Case ID: misc2d_189/html/0222-01.html
Source: Caselaw Access Project
Author: {"author": "Per Curiam.", "license": "Public Domain", "url": "https://static.case.law/"}
Date Created: 2024-08-24T03:29:51.129683

[730 NYS2d 826]
    Dorothea S. Spaeda, Appellant, v Gerry Bakirtjy, Respondent, et al., Respondents.
    Supreme Court, Appellate Term, First Department,
    May 23, 2001
    APPEARANCES OF COUNSEL
    
      Borah, Goldstein, Altschuler & Schwartz, P. C., New York City (Steven L. Schultz of counsel), for appellant. Himmelstein, 
      
      McConnell, Gribben & Donoghue, New York City (Samuel J. Himmelstein of counsel), for Gerry Bakirtjy, respondent.
   OPINION OF THE COURT

Per Curiam.

Order dated January 14, 2000 affirmed, with $10 costs.

Civil Court properly dismissed the holdover petition for failure to properly plead the rent-stabilized status of the subject apartment premises. Respondent’s tenancy, which began in 1980, was brought within the ambit of rent stabilization in 1981 upon the landlord’s receipt of tax benefits under the “J51” program, and remains under stabilization protection to date despite the expiration of the tax benefit period in 1985. Pursuant to Rent Stabilization Law of 1969 (Administrative Code of City of NY) § 26-504 (c) (as amended by L 1985, ch 288, § 7), dwelling units in J51 buildings “shall be subject” to continued protection under rent stabilization “until the occurrence of the first vacancy of such unit after such benefits are no longer being received,” except where “each lease and renewal thereof for such unit for the tenant in residence at the time of the expiration of the tax benefit period” has included a proper notice informing the tenant, inter alia, that the unit will become deregulated upon the expiration of the tax benefit period.

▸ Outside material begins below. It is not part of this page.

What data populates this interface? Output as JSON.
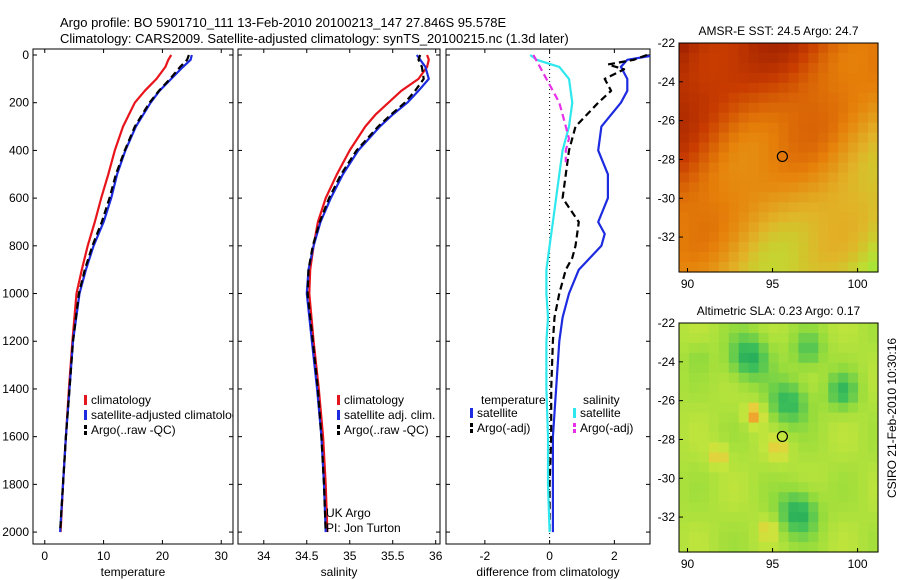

Neither of the specified statutory preconditions for deregulation — vacancy decontrol or proper lease notification — was claimed or shown to exist in this case. Nor is there merit to the landlord’s contention that the protections afforded by Rent Stabilization Law § 26-504 (c) were not intended to benefit tenants, such as the respondent herein, whose occupancy began prior to the J51 tax benefit period. The restrictive interpretation offered by the landlord is unsupported by the language of the amended version of the statute or its legislative history, the latter reflecting the Legislature’s intent to extend “continued rent regulation,” with vacancy decontrol limits, to all “presently occupied apartments” after the J51 tax benefit expires (Mem of Senator Daly, 1985 NY Legis Ann, at 130).

McCooe, J. P., Gangel-Jacob and Suarez, JJ., concur.